Interestingly in the interview back in 2004, she echoed what another Psychologist Dr Rudi Webster had told me earlier that year when I did an investigative piece on the maligned Shell Cricket Academy in Grenada. They both believe that the physical and technical aspect are insignificant when compared to the mental fortitude necessary to succeed at the highest level.
Back to Day 3. I spent the first session over in the George Headley stand. My sister was attending cricket and that is a rarity, so set up my computer and did some non-cricket work while looking up every now and again to see the match on the TV screen inside the box.
Wait? Wuhloss! (Bajans, pardon me if that’s not appropriate in this context). Jason Holder is batting like a man assured! How refreshing to see! In no time he had reached his half century. Could he indeed do an Antigua? The number 8 all-rounder eventually made 40% of the team’s score. I deducted the 15 extras, so took the 82 not out as a factor of 205. The next highest score was 51 by Jermaine Blackwood. How different Day 3 could have been if he had not lost his way (or his head?) close to the end of Day 2.
The tall gangling Holder was the guest at the post match press conference and said “I just decided to be positive. I don’t think it made any sense just standing up there just trying to hold on.” He said Kemar was a defiant partner. Holder also added that it was more mental than anything. When asked about his learning since starting at the international level, he said “I think my mental game has been improving each game.” He said that on Day 4, partnerships were needed, starting with the two batsmen who were left at the crease.

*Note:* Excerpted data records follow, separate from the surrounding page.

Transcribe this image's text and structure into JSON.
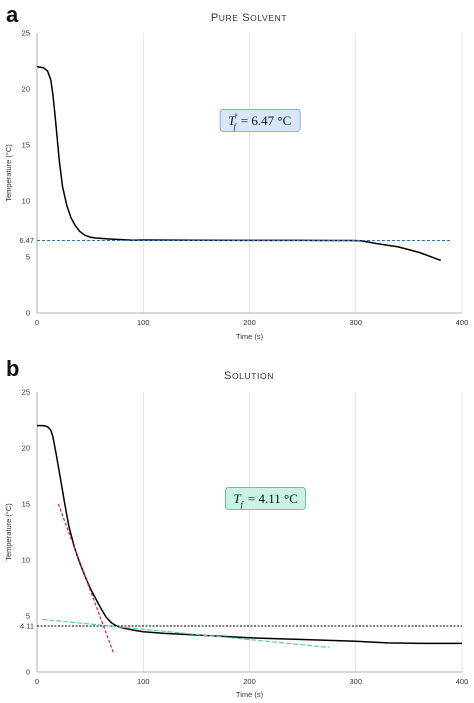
{
  "chart_data": [
    {
      "panel": "a",
      "type": "line",
      "title": "Pure Solvent",
      "xlabel": "Time (s)",
      "ylabel": "Temperature (°C)",
      "xlim": [
        0,
        400
      ],
      "ylim": [
        0,
        25
      ],
      "xticks": [
        0,
        100,
        200,
        300,
        400
      ],
      "yticks": [
        0,
        5,
        10,
        15,
        20,
        25
      ],
      "extra_ytick": "6.47",
      "grid": "vertical",
      "annotation": {
        "symbol": "T",
        "subscript": "f",
        "superscript": "°",
        "value": "= 6.47 °C",
        "x": 210,
        "y": 17.2,
        "fill": "#d7e7f7",
        "stroke": "#6f9ccc"
      },
      "series": [
        {
          "kind": "curve",
          "color": "#000000",
          "x": [
            0,
            6,
            10,
            13,
            15,
            17,
            19,
            21,
            24,
            28,
            32,
            36,
            40,
            45,
            50,
            55,
            60,
            70,
            80,
            90,
            100,
            150,
            200,
            250,
            280,
            295,
            305,
            320,
            340,
            360,
            380
          ],
          "y": [
            22.0,
            21.9,
            21.6,
            20.8,
            19.5,
            17.6,
            15.6,
            13.6,
            11.3,
            9.6,
            8.5,
            7.8,
            7.3,
            6.95,
            6.78,
            6.7,
            6.66,
            6.6,
            6.55,
            6.5,
            6.52,
            6.5,
            6.48,
            6.48,
            6.47,
            6.47,
            6.45,
            6.2,
            5.9,
            5.4,
            4.7
          ]
        },
        {
          "kind": "reference",
          "color": "#2e75b6",
          "dash": "3,2",
          "x": [
            0,
            390
          ],
          "y": [
            6.47,
            6.47
          ]
        }
      ]
    },
    {
      "panel": "b",
      "type": "line",
      "title": "Solution",
      "xlabel": "Time (s)",
      "ylabel": "Temperature (°C)",
      "xlim": [
        0,
        400
      ],
      "ylim": [
        0,
        25
      ],
      "xticks": [
        0,
        100,
        200,
        300,
        400
      ],
      "yticks": [
        0,
        5,
        10,
        15,
        20,
        25
      ],
      "extra_ytick": "4.11",
      "grid": "vertical",
      "annotation": {
        "symbol": "T",
        "subscript": "f",
        "superscript": "",
        "value": "= 4.11 °C",
        "x": 215,
        "y": 15.5,
        "fill": "#c9f3e3",
        "stroke": "#4fae8e"
      },
      "series": [
        {
          "kind": "curve",
          "color": "#000000",
          "x": [
            0,
            6,
            10,
            13,
            15,
            18,
            22,
            26,
            30,
            35,
            40,
            45,
            50,
            55,
            60,
            65,
            70,
            75,
            80,
            90,
            100,
            120,
            150,
            200,
            250,
            300,
            330,
            360,
            400
          ],
          "y": [
            22.0,
            22.0,
            21.9,
            21.6,
            21.0,
            19.5,
            17.3,
            15.1,
            13.0,
            11.2,
            9.8,
            8.6,
            7.5,
            6.6,
            5.7,
            4.9,
            4.4,
            4.1,
            3.95,
            3.75,
            3.6,
            3.45,
            3.3,
            3.05,
            2.9,
            2.75,
            2.6,
            2.55,
            2.55
          ]
        },
        {
          "kind": "reference",
          "color": "#000000",
          "dash": "2,1.5",
          "x": [
            0,
            400
          ],
          "y": [
            4.11,
            4.11
          ]
        },
        {
          "kind": "tangent",
          "color": "#e0194f",
          "dash": "3,2",
          "x": [
            20,
            72
          ],
          "y": [
            15.0,
            1.7
          ]
        },
        {
          "kind": "tangent",
          "color": "#5fcfa8",
          "dash": "5,2",
          "x": [
            5,
            275
          ],
          "y": [
            4.7,
            2.2
          ]
        }
      ]
    }
  ]
}
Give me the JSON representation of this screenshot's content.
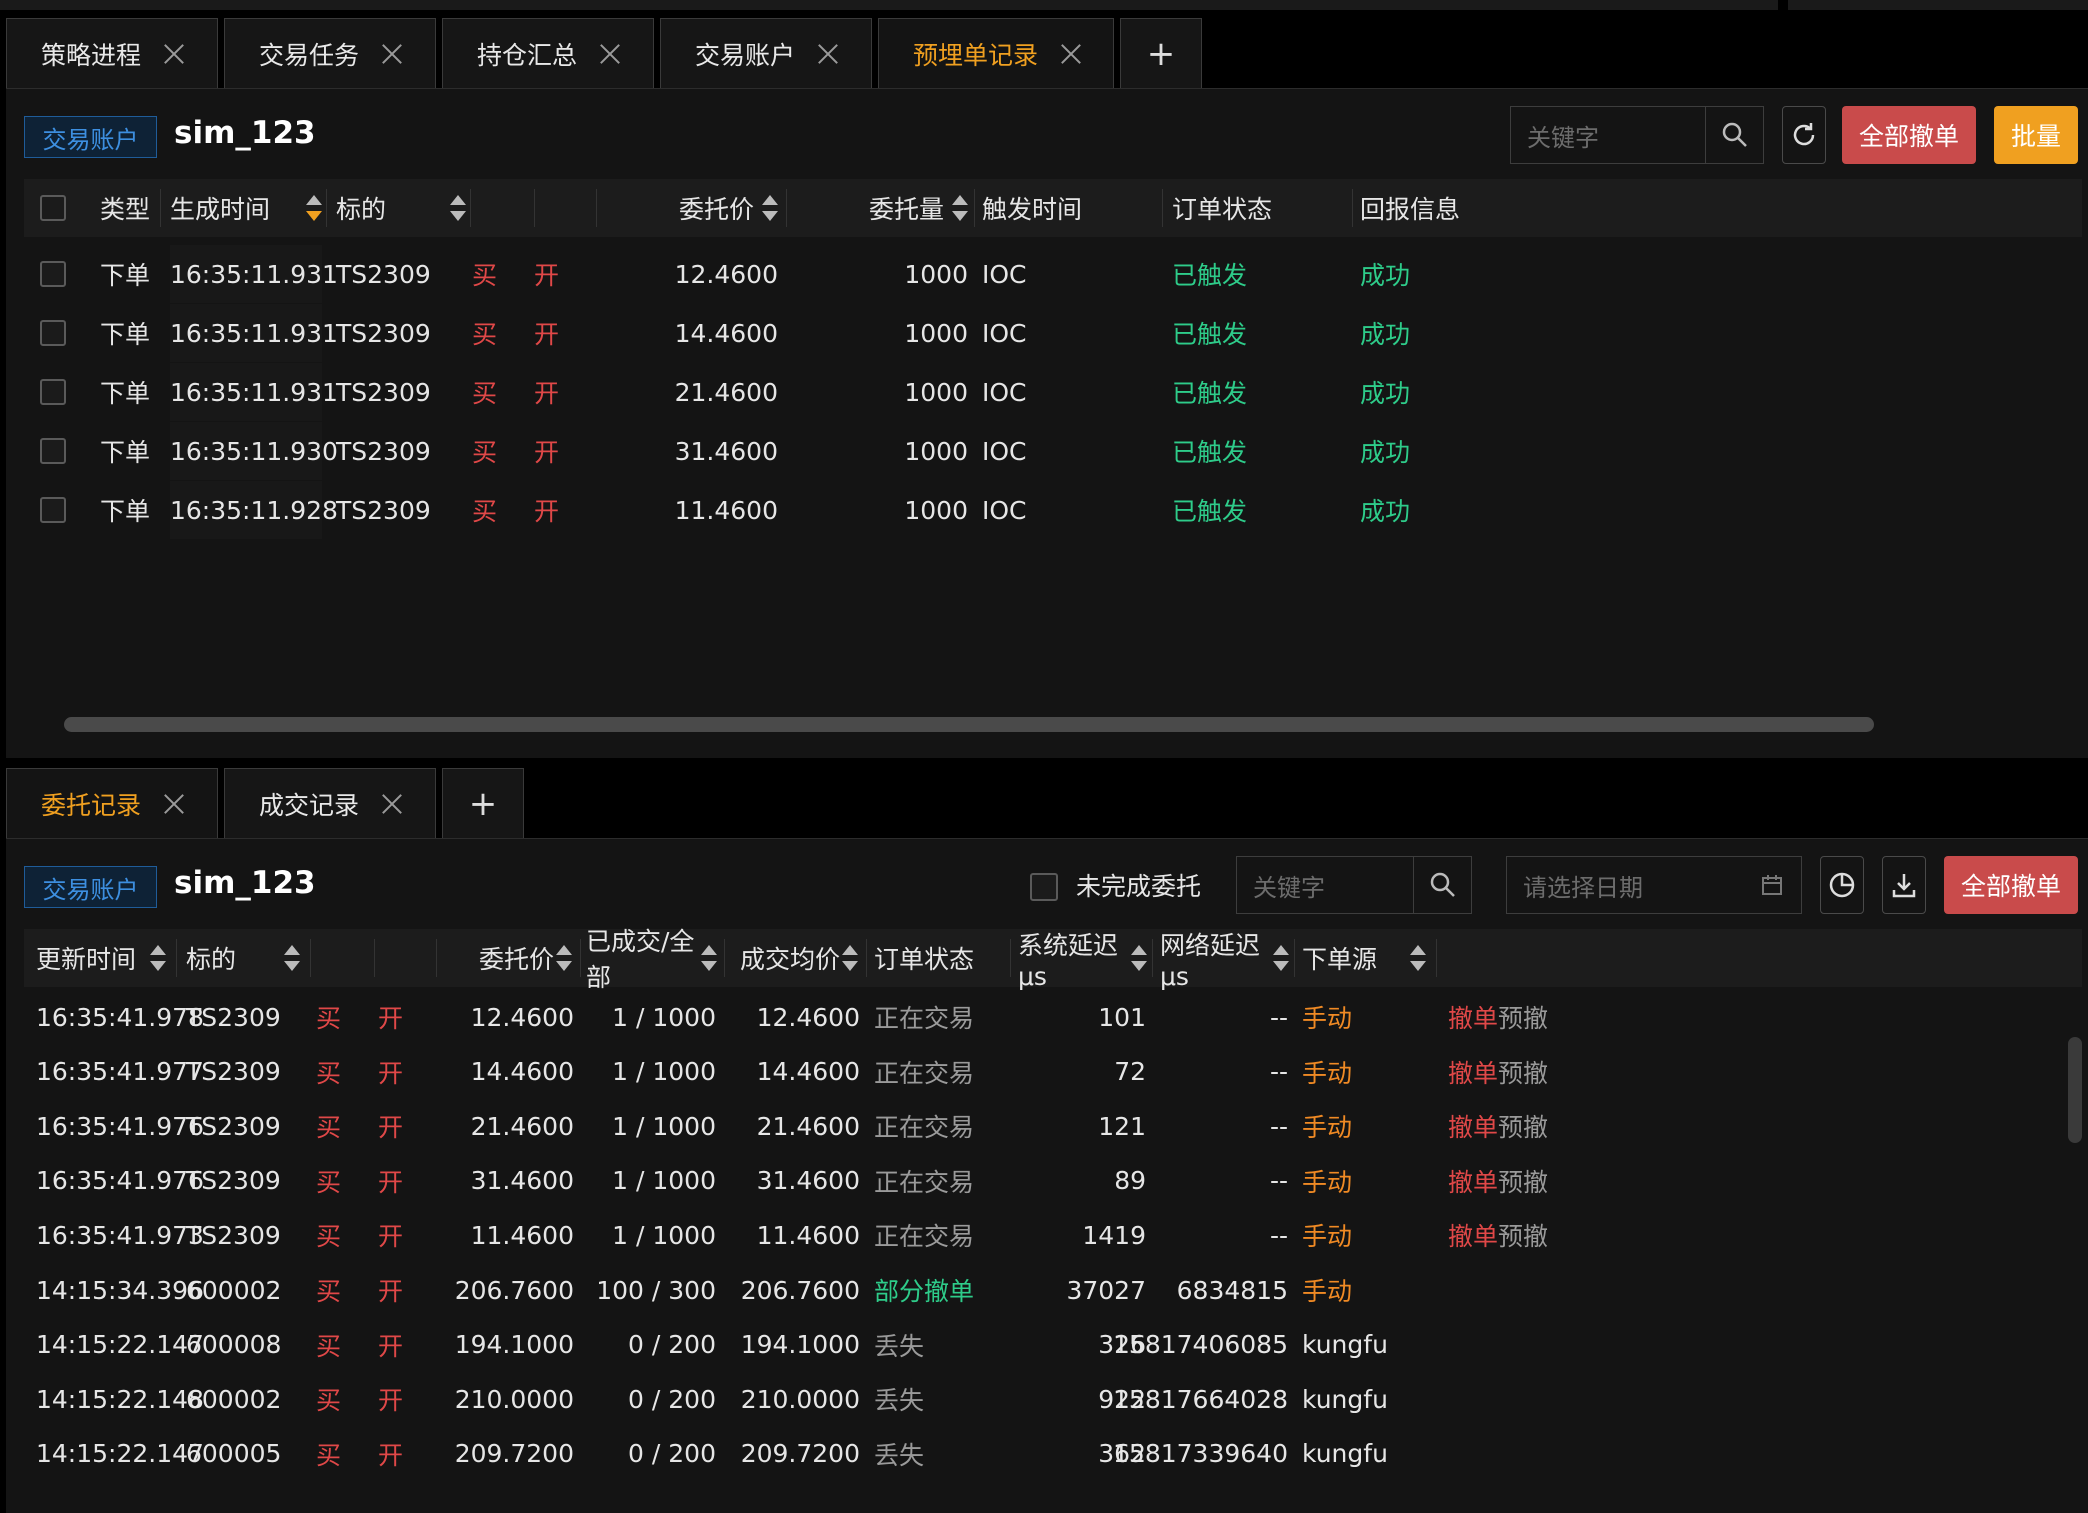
{
  "top_tabs": [
    {
      "label": "策略进程",
      "active": false
    },
    {
      "label": "交易任务",
      "active": false
    },
    {
      "label": "持仓汇总",
      "active": false
    },
    {
      "label": "交易账户",
      "active": false
    },
    {
      "label": "预埋单记录",
      "active": true
    }
  ],
  "top_panel": {
    "account_badge": "交易账户",
    "account_name": "sim_123",
    "search_placeholder": "关键字",
    "cancel_all_label": "全部撤单",
    "batch_label": "批量",
    "columns": [
      "类型",
      "生成时间",
      "标的",
      "委托价",
      "委托量",
      "触发时间",
      "订单状态",
      "回报信息"
    ],
    "rows": [
      {
        "type": "下单",
        "time": "16:35:11.931",
        "symbol": "TS2309",
        "side": "买",
        "offset": "开",
        "price": "12.4600",
        "qty": "1000",
        "trigger": "IOC",
        "status": "已触发",
        "report": "成功"
      },
      {
        "type": "下单",
        "time": "16:35:11.931",
        "symbol": "TS2309",
        "side": "买",
        "offset": "开",
        "price": "14.4600",
        "qty": "1000",
        "trigger": "IOC",
        "status": "已触发",
        "report": "成功"
      },
      {
        "type": "下单",
        "time": "16:35:11.931",
        "symbol": "TS2309",
        "side": "买",
        "offset": "开",
        "price": "21.4600",
        "qty": "1000",
        "trigger": "IOC",
        "status": "已触发",
        "report": "成功"
      },
      {
        "type": "下单",
        "time": "16:35:11.930",
        "symbol": "TS2309",
        "side": "买",
        "offset": "开",
        "price": "31.4600",
        "qty": "1000",
        "trigger": "IOC",
        "status": "已触发",
        "report": "成功"
      },
      {
        "type": "下单",
        "time": "16:35:11.928",
        "symbol": "TS2309",
        "side": "买",
        "offset": "开",
        "price": "11.4600",
        "qty": "1000",
        "trigger": "IOC",
        "status": "已触发",
        "report": "成功"
      }
    ]
  },
  "bottom_tabs": [
    {
      "label": "委托记录",
      "active": true
    },
    {
      "label": "成交记录",
      "active": false
    }
  ],
  "bottom_panel": {
    "account_badge": "交易账户",
    "account_name": "sim_123",
    "unfinished_label": "未完成委托",
    "search_placeholder": "关键字",
    "date_placeholder": "请选择日期",
    "cancel_all_label": "全部撤单",
    "columns": [
      "更新时间",
      "标的",
      "委托价",
      "已成交/全部",
      "成交均价",
      "订单状态",
      "系统延迟 μs",
      "网络延迟 μs",
      "下单源"
    ],
    "rows": [
      {
        "time": "16:35:41.978",
        "symbol": "TS2309",
        "side": "买",
        "offset": "开",
        "price": "12.4600",
        "filled": "1 / 1000",
        "avg": "12.4600",
        "status": "正在交易",
        "status_kind": "grey",
        "sys": "101",
        "net": "--",
        "source": "手动",
        "source_kind": "orange",
        "cancel": "撤单",
        "pre": "预撤"
      },
      {
        "time": "16:35:41.977",
        "symbol": "TS2309",
        "side": "买",
        "offset": "开",
        "price": "14.4600",
        "filled": "1 / 1000",
        "avg": "14.4600",
        "status": "正在交易",
        "status_kind": "grey",
        "sys": "72",
        "net": "--",
        "source": "手动",
        "source_kind": "orange",
        "cancel": "撤单",
        "pre": "预撤"
      },
      {
        "time": "16:35:41.976",
        "symbol": "TS2309",
        "side": "买",
        "offset": "开",
        "price": "21.4600",
        "filled": "1 / 1000",
        "avg": "21.4600",
        "status": "正在交易",
        "status_kind": "grey",
        "sys": "121",
        "net": "--",
        "source": "手动",
        "source_kind": "orange",
        "cancel": "撤单",
        "pre": "预撤"
      },
      {
        "time": "16:35:41.976",
        "symbol": "TS2309",
        "side": "买",
        "offset": "开",
        "price": "31.4600",
        "filled": "1 / 1000",
        "avg": "31.4600",
        "status": "正在交易",
        "status_kind": "grey",
        "sys": "89",
        "net": "--",
        "source": "手动",
        "source_kind": "orange",
        "cancel": "撤单",
        "pre": "预撤"
      },
      {
        "time": "16:35:41.973",
        "symbol": "TS2309",
        "side": "买",
        "offset": "开",
        "price": "11.4600",
        "filled": "1 / 1000",
        "avg": "11.4600",
        "status": "正在交易",
        "status_kind": "grey",
        "sys": "1419",
        "net": "--",
        "source": "手动",
        "source_kind": "orange",
        "cancel": "撤单",
        "pre": "预撤"
      },
      {
        "time": "14:15:34.396",
        "symbol": "600002",
        "side": "买",
        "offset": "开",
        "price": "206.7600",
        "filled": "100 / 300",
        "avg": "206.7600",
        "status": "部分撤单",
        "status_kind": "green",
        "sys": "37027",
        "net": "6834815",
        "source": "手动",
        "source_kind": "orange",
        "cancel": "",
        "pre": ""
      },
      {
        "time": "14:15:22.147",
        "symbol": "600008",
        "side": "买",
        "offset": "开",
        "price": "194.1000",
        "filled": "0 / 200",
        "avg": "194.1000",
        "status": "丢失",
        "status_kind": "grey",
        "sys": "326",
        "net": "15817406085",
        "source": "kungfu",
        "source_kind": "white",
        "cancel": "",
        "pre": ""
      },
      {
        "time": "14:15:22.148",
        "symbol": "600002",
        "side": "买",
        "offset": "开",
        "price": "210.0000",
        "filled": "0 / 200",
        "avg": "210.0000",
        "status": "丢失",
        "status_kind": "grey",
        "sys": "922",
        "net": "15817664028",
        "source": "kungfu",
        "source_kind": "white",
        "cancel": "",
        "pre": ""
      },
      {
        "time": "14:15:22.147",
        "symbol": "600005",
        "side": "买",
        "offset": "开",
        "price": "209.7200",
        "filled": "0 / 200",
        "avg": "209.7200",
        "status": "丢失",
        "status_kind": "grey",
        "sys": "362",
        "net": "15817339640",
        "source": "kungfu",
        "source_kind": "white",
        "cancel": "",
        "pre": ""
      }
    ]
  },
  "colors": {
    "accent": "#f0a020",
    "buy": "#e04848",
    "success": "#2ecc8a",
    "danger_button": "#c94b4b",
    "source_manual": "#f08a24"
  }
}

Nope, not the two openers. They were knocked over in quick time. At the end of Day 3, the score was 16/2 in 8.0 overs (DM Bravo 8, SO Dowrich 1). Chandrika and Brathwaite had not troubled the scorers much. Australia had further insulted our cricket earlier by declaring with about 30 minutes left in the day. They know us only too well.
The only other interesting thing on Day 3 was the lunch I had. Such a lot to choose from. Curry goat, crispy pork, chicken, crab backs and lobster. The caterers had indeed outdone themselves.
Wonder if any lunch will be ordered for Day 4? The West Indians I think may not realize how many things are affected when they don’t perform well. Should spectators go to Church then head back home and put the Sunday Roast on early? Or should they keep the faith and head on down to Sabina Park for a full day’s cricket? The first hour will tell if Australia will have the West Indies for lunch :(.